“Eras Tudo para Mim”
“Aparentemente, tudo funcionava muito bem. Não havia
problemas entre nós. Nunca houve. Refiro-me a grandes problemas, pois estávamos
quase sempre de acordo, pelo menos quanto aos assuntos importantes.
Respeitávamo-nos e gostávamos muitíssimo um do outro. Na verdade, gostamos
muito um do outro, embora tenhamos erguido um muro entre nós.
Este par, como tantos outros de hoje, desfez-se.
Separámo-nos. E, nesse momento, eu quase não percebia porquê. Agora, após algum
tempo de reflexão, dou-me conta de que era nos próprios alicerces da nossa
relação que residia a doença. Tu e eu, sem preparação, unimos as nossas vidas
segundo a forma que tínhamos aprendido, de acordo com o modelo do modelo que
recebemos dos nossos pais e que funcionou durante algum tempo. Nesses anos em
que nos fomos dando um ao outro, sem cuidarmos de nós próprios.
Eras tudo para mim. Eu vivia por ti e para ti. Cada coisa que
fazia, pensava ou sentia trazia-me uma recordação de ti. Só tinha sentido se,
depois, a partilhava contigo, se dependia de ti. E enquanto permaneci assim,
dentro da relação, em nada me parecia estranha a necessidade que nos unia.
Dependência amorosa ou simbiose – como dizem os
especialistas, quando definem esta relação tão problemática e frequente.
Segundo eles, o homem desempenha o papel de pai da mulher e esta o papel de mãe
do homem. Um ocupa-se do outro e vice-versa. O problema é que a relação se vai
consumindo lentamente. Pouco a pouco, vai-se esgotando, por não permitir o
crescimento do individual. Psicologicamente, forma-se uma personalidade através
da mistura dos dois, de forma que é enorme a fusão a um nível profundo.
E foi isto que aconteceu. A estrutura do nosso par começou a
fender-se e as emoções, até então reprimidas, principiaram a brotar com
demasiada violência. A raiva acumulada causou estragos. O medo ia-se
extravasando mais e mais em cada dia. E o que havia durado tantos anos, com
pequenas intervenções, agora não tinha remédio.

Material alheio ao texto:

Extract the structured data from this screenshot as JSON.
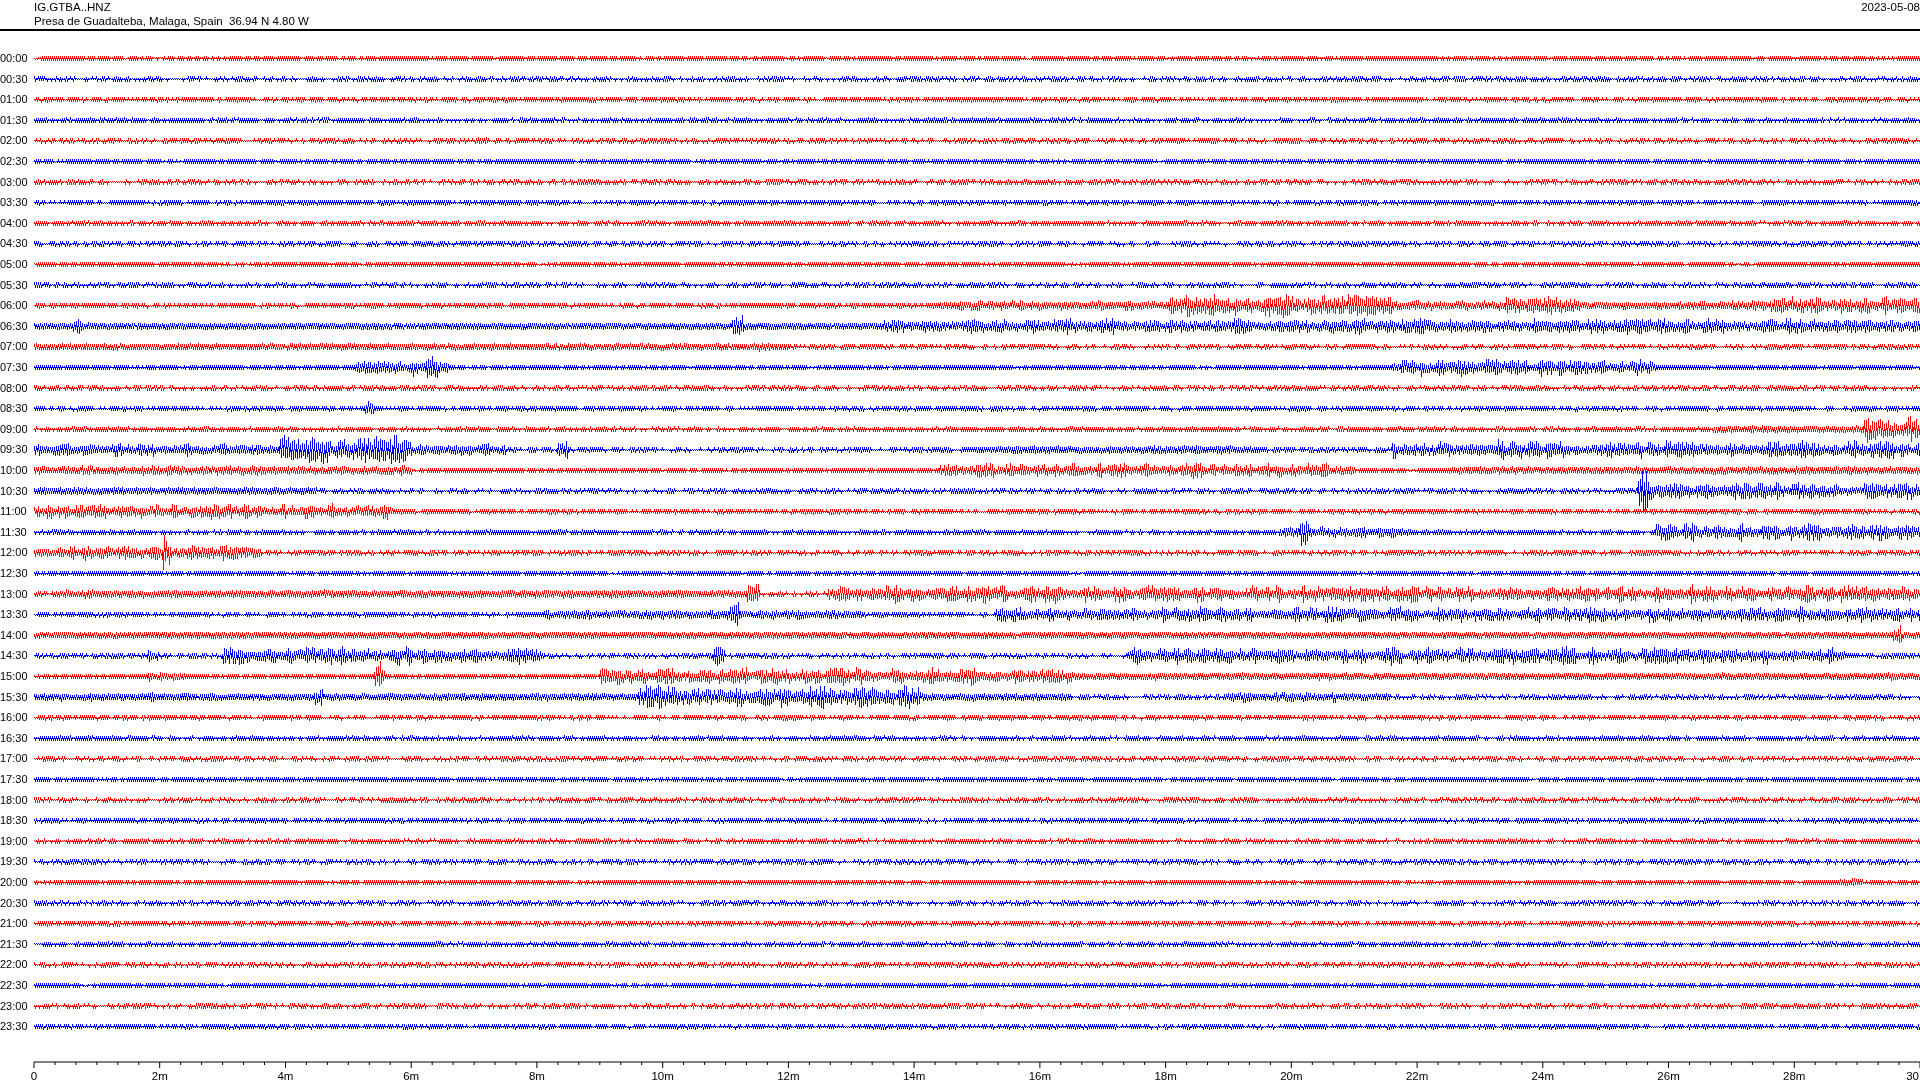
{
  "header": {
    "station": "IG.GTBA..HNZ",
    "location": "Presa de Guadalteba, Malaga, Spain  36.94 N 4.80 W",
    "date": "2023-05-08"
  },
  "rows": [
    {
      "label": "00:00",
      "color": "#ff0000"
    },
    {
      "label": "00:30",
      "color": "#0000ff"
    },
    {
      "label": "01:00",
      "color": "#ff0000"
    },
    {
      "label": "01:30",
      "color": "#0000ff"
    },
    {
      "label": "02:00",
      "color": "#ff0000"
    },
    {
      "label": "02:30",
      "color": "#0000ff"
    },
    {
      "label": "03:00",
      "color": "#ff0000"
    },
    {
      "label": "03:30",
      "color": "#0000ff"
    },
    {
      "label": "04:00",
      "color": "#ff0000"
    },
    {
      "label": "04:30",
      "color": "#0000ff"
    },
    {
      "label": "05:00",
      "color": "#ff0000"
    },
    {
      "label": "05:30",
      "color": "#0000ff"
    },
    {
      "label": "06:00",
      "color": "#ff0000"
    },
    {
      "label": "06:30",
      "color": "#0000ff"
    },
    {
      "label": "07:00",
      "color": "#ff0000"
    },
    {
      "label": "07:30",
      "color": "#0000ff"
    },
    {
      "label": "08:00",
      "color": "#ff0000"
    },
    {
      "label": "08:30",
      "color": "#0000ff"
    },
    {
      "label": "09:00",
      "color": "#ff0000"
    },
    {
      "label": "09:30",
      "color": "#0000ff"
    },
    {
      "label": "10:00",
      "color": "#ff0000"
    },
    {
      "label": "10:30",
      "color": "#0000ff"
    },
    {
      "label": "11:00",
      "color": "#ff0000"
    },
    {
      "label": "11:30",
      "color": "#0000ff"
    },
    {
      "label": "12:00",
      "color": "#ff0000"
    },
    {
      "label": "12:30",
      "color": "#0000ff"
    },
    {
      "label": "13:00",
      "color": "#ff0000"
    },
    {
      "label": "13:30",
      "color": "#0000ff"
    },
    {
      "label": "14:00",
      "color": "#ff0000"
    },
    {
      "label": "14:30",
      "color": "#0000ff"
    },
    {
      "label": "15:00",
      "color": "#ff0000"
    },
    {
      "label": "15:30",
      "color": "#0000ff"
    },
    {
      "label": "16:00",
      "color": "#ff0000"
    },
    {
      "label": "16:30",
      "color": "#0000ff"
    },
    {
      "label": "17:00",
      "color": "#ff0000"
    },
    {
      "label": "17:30",
      "color": "#0000ff"
    },
    {
      "label": "18:00",
      "color": "#ff0000"
    },
    {
      "label": "18:30",
      "color": "#0000ff"
    },
    {
      "label": "19:00",
      "color": "#ff0000"
    },
    {
      "label": "19:30",
      "color": "#0000ff"
    },
    {
      "label": "20:00",
      "color": "#ff0000"
    },
    {
      "label": "20:30",
      "color": "#0000ff"
    },
    {
      "label": "21:00",
      "color": "#ff0000"
    },
    {
      "label": "21:30",
      "color": "#0000ff"
    },
    {
      "label": "22:00",
      "color": "#ff0000"
    },
    {
      "label": "22:30",
      "color": "#0000ff"
    },
    {
      "label": "23:00",
      "color": "#ff0000"
    },
    {
      "label": "23:30",
      "color": "#0000ff"
    }
  ],
  "x_axis": {
    "ticks": [
      "0",
      "2m",
      "4m",
      "6m",
      "8m",
      "10m",
      "12m",
      "14m",
      "16m",
      "18m",
      "20m",
      "22m",
      "24m",
      "26m",
      "28m",
      "30"
    ]
  }
}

Foi muito duro. Terrível e doloroso. Começar de novo. Com o
coração desfeito e todas essas emoções a surgirem, brutais, noite após noite.
Quando o silêncio de uma casa não partilhada te lembra, em cada momento, que
estás só. E choras. Nesses momentos, fazes o que jamais terias sequer sonhado.
Falas seja com o que for. Gritas. Ages…
E, pouco a pouco, vais refazendo a tua vida. Ferido ou, pelo
menos, maltratado. Inicias a tua vida de separado, com a compensação inicial
dos teus amigos. Com o receio de que seja contagioso (e é). Vais aprendendo a
viver, de novo, com crescente ilusão e com a esperança de que, depois de tudo
por que passaste, possas ter uma segunda oportunidade.”